NOTES ON THE POSTMODERN

 

Jameson says: 'Postmodern theory is....the effort to take the temperature of the age without instruments and in a situation in which we are not even sure there is so coherent a thing as an "age", or a zeitgeist, or "system" or "current situation" any longer. Postmodern theory is then dialectical at least insofar as it has the wit to seize on that very uncertainty as its first clue and to hold to its Ariadne's thread on its way through what may not turn out to be a labyrinth at all, but a gulag or perhaps a shopping mall.....We went out one morning and the thermometer was gone' (Jameson, 1991, p ix).
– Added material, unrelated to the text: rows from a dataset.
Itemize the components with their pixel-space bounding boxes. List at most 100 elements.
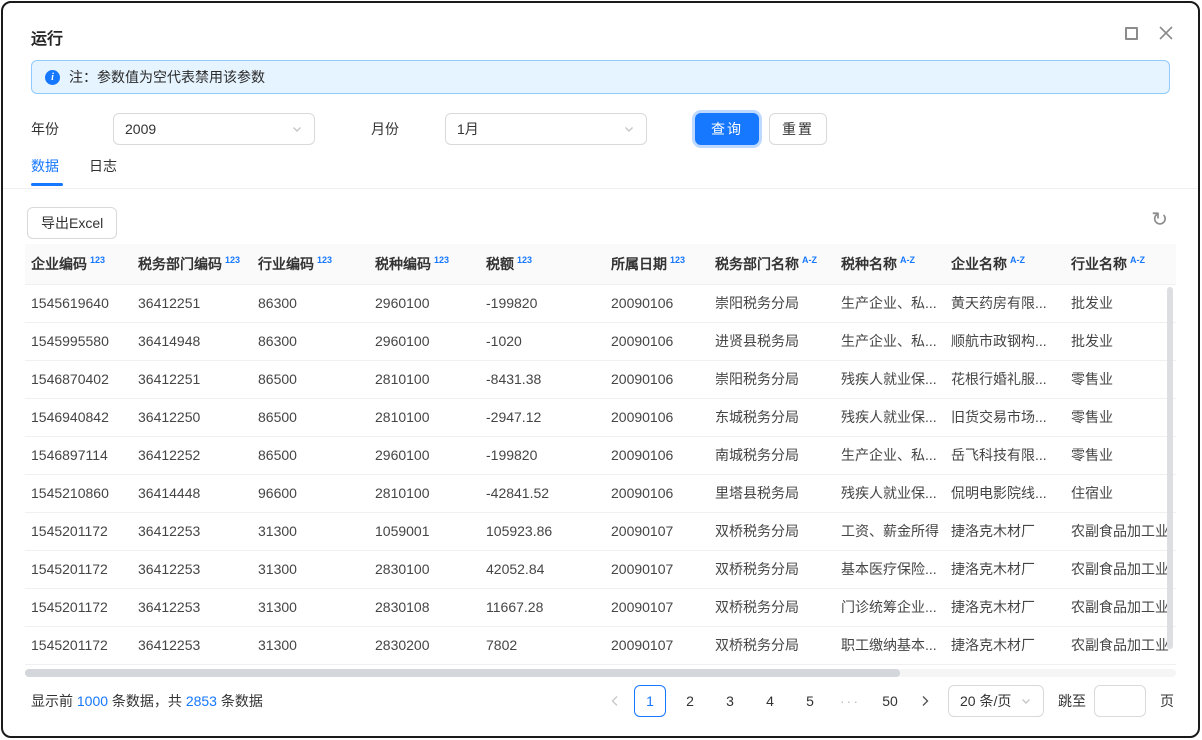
month-select[interactable]: 1月 [445,113,647,145]
column-label: 税务部门名称 [715,256,799,272]
notice-text: 注：参数值为空代表禁用该参数 [69,67,265,87]
table-cell: 住宿业 [1065,474,1176,512]
table-cell: 捷洛克木材厂 [945,626,1065,664]
table-cell: 捷洛克木材厂 [945,512,1065,550]
vertical-scrollbar[interactable] [1167,287,1173,649]
table-row[interactable]: 154599558036414948863002960100-102020090… [25,322,1176,360]
table-row[interactable]: 154520117236412253313001059001105923.862… [25,512,1176,550]
table-row[interactable]: 154561964036412251863002960100-199820200… [25,284,1176,322]
table-cell: 36414948 [132,322,252,360]
table-cell: 31300 [252,550,369,588]
column-header-税种名称[interactable]: 税种名称A-Z [835,244,945,284]
total-count: 2853 [186,693,217,709]
table-cell: 农副食品加工业 [1065,588,1176,626]
prev-page-icon[interactable] [604,685,626,717]
record-summary: 显示前 1000 条数据，共 2853 条数据 [31,691,263,711]
tab-log[interactable]: 日志 [89,156,117,188]
table-row[interactable]: 1545201172364122533130028302007802200901… [25,626,1176,664]
column-label: 税额 [486,256,514,272]
pagination-page-50[interactable]: 50 [874,685,906,717]
table-cell: 20090107 [605,588,709,626]
table-cell: 零售业 [1065,436,1176,474]
pagination-page-4[interactable]: 4 [754,685,786,717]
table-cell: 1546897114 [25,436,132,474]
pagination-page-1[interactable]: 1 [634,685,666,717]
column-label: 行业编码 [258,256,314,272]
export-excel-button[interactable]: 导出Excel [27,207,117,239]
window-controls [1125,25,1174,41]
table-cell: 20090107 [605,512,709,550]
table-cell: 20090107 [605,626,709,664]
table-cell: 花根行婚礼服... [945,360,1065,398]
column-header-企业编码[interactable]: 企业编码123 [25,244,132,284]
table-cell: 36412251 [132,284,252,322]
table-cell: 生产企业、私... [835,322,945,360]
close-icon[interactable] [1158,25,1174,41]
table-cell: -2947.12 [480,398,605,436]
refresh-icon[interactable]: ↻ [1151,210,1168,230]
page-size-select[interactable]: 20 条/页 [948,685,1044,717]
table-cell: 20090106 [605,398,709,436]
column-header-企业名称[interactable]: 企业名称A-Z [945,244,1065,284]
table-cell: 2830100 [369,550,480,588]
table-cell: 侃明电影院线... [945,474,1065,512]
summary-middle: 条数据，共 [108,693,186,709]
table-cell: 2830200 [369,626,480,664]
next-page-icon[interactable] [914,685,936,717]
table-cell: 崇阳税务分局 [709,360,835,398]
table-cell: -199820 [480,284,605,322]
table-cell: 1545619640 [25,284,132,322]
table-cell: 南城税务分局 [709,436,835,474]
column-label: 所属日期 [611,256,667,272]
pagination-page-5[interactable]: 5 [794,685,826,717]
table-cell: 20090106 [605,284,709,322]
table-cell: 2830108 [369,588,480,626]
column-header-所属日期[interactable]: 所属日期123 [605,244,709,284]
jump-to-label: 跳至 [1058,691,1086,711]
table-cell: 31300 [252,512,369,550]
table-cell: 36412253 [132,626,252,664]
chevron-down-icon [1020,695,1032,707]
table-row[interactable]: 154689711436412252865002960100-199820200… [25,436,1176,474]
table-cell: 2960100 [369,322,480,360]
table-cell: 1545201172 [25,626,132,664]
column-header-税务部门名称[interactable]: 税务部门名称A-Z [709,244,835,284]
column-header-税种编码[interactable]: 税种编码123 [369,244,480,284]
column-header-行业编码[interactable]: 行业编码123 [252,244,369,284]
table-cell: 1059001 [369,512,480,550]
pagination: 12345···50 20 条/页 跳至 页 [604,685,1174,717]
year-select[interactable]: 2009 [113,113,315,145]
maximize-icon[interactable] [1125,27,1138,40]
table-cell: 农副食品加工业 [1065,550,1176,588]
table-row[interactable]: 154521086036414448966002810100-42841.522… [25,474,1176,512]
chevron-down-icon [623,123,635,135]
table-row[interactable]: 154694084236412250865002810100-2947.1220… [25,398,1176,436]
reset-button[interactable]: 重置 [769,113,827,145]
jump-page-input[interactable] [1094,685,1146,717]
column-label: 税种名称 [841,256,897,272]
info-icon: i [45,70,60,85]
table-cell: 36412253 [132,512,252,550]
column-type-badge: A-Z [802,255,817,265]
page-size-value: 20 条/页 [960,691,1011,711]
table-row[interactable]: 154687040236412251865002810100-8431.3820… [25,360,1176,398]
pagination-page-3[interactable]: 3 [714,685,746,717]
column-header-税务部门编码[interactable]: 税务部门编码123 [132,244,252,284]
active-tab-indicator [31,183,63,186]
table-cell: 1546940842 [25,398,132,436]
table-cell: 基本医疗保险... [835,550,945,588]
horizontal-scrollbar[interactable] [25,669,900,677]
table-row[interactable]: 15452011723641225331300283010042052.8420… [25,550,1176,588]
table-cell: 里塔县税务局 [709,474,835,512]
table-cell: -199820 [480,436,605,474]
table-cell: 残疾人就业保... [835,398,945,436]
pagination-page-2[interactable]: 2 [674,685,706,717]
table-cell: 2960100 [369,436,480,474]
query-button[interactable]: 查询 [695,113,759,145]
table-row[interactable]: 15452011723641225331300283010811667.2820… [25,588,1176,626]
column-header-行业名称[interactable]: 行业名称A-Z [1065,244,1176,284]
data-table: 企业编码123税务部门编码123行业编码123税种编码123税额123所属日期1… [25,244,1176,665]
column-header-税额[interactable]: 税额123 [480,244,605,284]
filter-bar: 年份 2009 月份 1月 查询 重置 [31,113,827,145]
table-cell: 崇阳税务分局 [709,284,835,322]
If modernism was the age of anxiety, alienation and abstraction, it has been re-read as the post-modern jouissance of lack, absence, traces, difference, multiple-coding. Modernism equalled bourgeois liberalism, personal style, positivism, humanism, empiricism, rationalism. Modernism was also an "International Style" in architecture, with its cultural transcendence, utopianism, universal grammar, acontextuality, its oppositional voice and radical signifying practice, which was (literally) blown-up by the postmodern return to the vernacular. Modernist notions have been displaced by, or may still co-exist with: 1) the collapse of inner and outer imperialisms - collapse of mastery in all its forms; 2) the impact of feminism; 3) the impact of the ecological movement; 4) the awareness of the non-European cultures; 5) liberation theology and ecumenism; 6) the conflation of 'high' culture with 'pop' culture and mass commercialisation - commodity aesthetics; 7) new holistic science; and finally and perhaps fatally, 8) our fascination with the new electronic media.
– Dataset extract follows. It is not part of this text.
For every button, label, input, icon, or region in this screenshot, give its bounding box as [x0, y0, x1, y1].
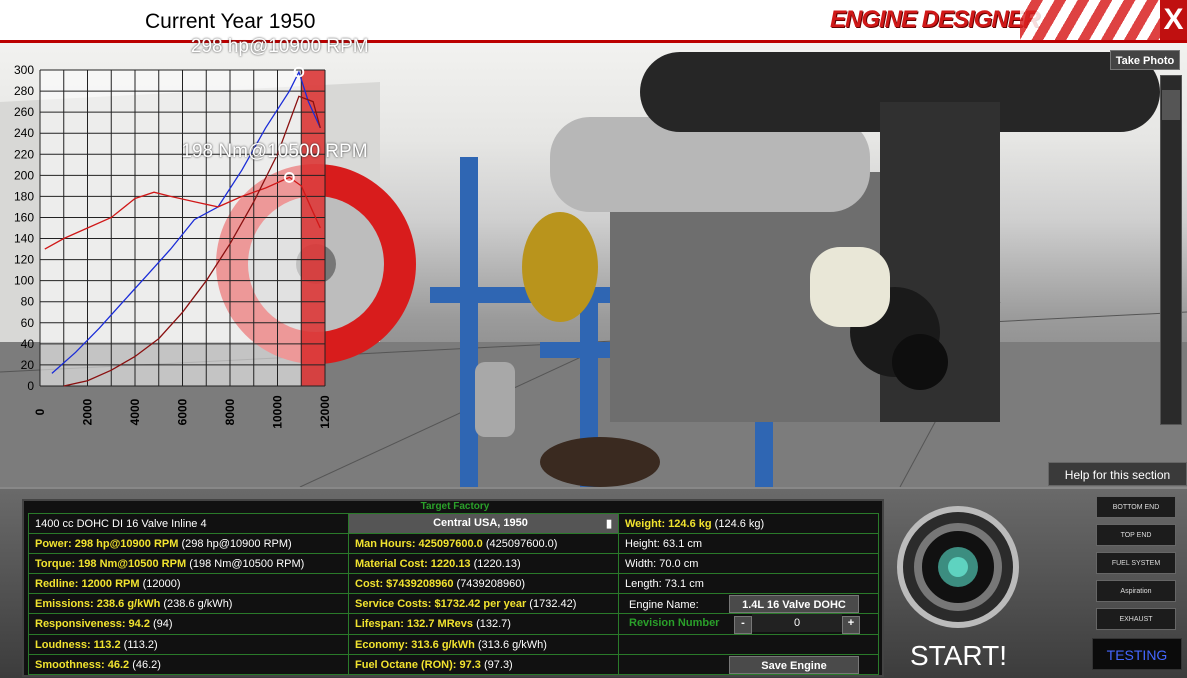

Terry Eagleton still argues for some critical perspective here. He argues for a criticism that establishes, 'an implacable distance between itself and the social order'. This is not quite the end of subjectivity. 'The subject of late capitalism is neither simply the self-regulating synthetic agent posited by classical humanist ideology, nor simply a decentred network of desire, but a contradictory amalgam of the two' (quoted in Jencks, 1991, pp114,115). The problem is of course to find a place 'outside', when there is no place left that is not colonised in advance. We can no longer speak innocently - that is outside of some ideological position. We have lost faith in a self-determining position, which according to Toynbee, in his A Study of History, is the precursor to the breakdown of civilisations. This is the point at which human beings lose control over their own destinies, which he felt, was due to some fundamental moral aberration.

In a similar vein, George Steiner commented in a television programme, on what he called 'the fate of ultimate values in this century of barbarism. Without a belief in God, with words rendered meaningless by deconstruction and nihilism, neither art nor human values can survive'. Similarly, in his book Real Presences, Steiner states, 'What I affirm is the intuition that where God's presence is no longer a tenable supposition and where His absence is no longer a felt, indeed overwhelming weight, certain dimensions of thought and creativity are no longer attainable' (Steiner, 1989, p229). Coker (1995) concludes that Western societies have indeed lost that sense of historic destiny that did so much to fuel past wars. However, he suggests, far beyond the Western world history is being made at an ever faster rate, and if the West continues to question its own meanings it may end up becoming in Hegel's words 'a people without a history' - a people upon whom others make war. During the "Culture at the end of the Century" conference in Barcelona, in April 1995, the young British novelist Tibor Paul commented thus: 'If we [novelists] do retain any function as pathfinders, the message seems to be...we can't find the path'. More stridently, Stephen Vizinczey, the Hungarian born London based novelist, suggests, 'The West is taking tolerance to the point of cultural suicide. If you do not have a core culture, there can be no healthy society'.

Coker, C. (1995) War and the Twentieth Century. Brassey

Jameson, F. (1991) Postmodernism, or, the Cultural Logic of Late Capitalism. London: Verso

Jencks, C. (1991) The Post-Modern Reader. New York: St. Martin's Press. London: Academy Editions, 1992.

Steiner, G. (1989) Real Presences. Faber and Faber 1991.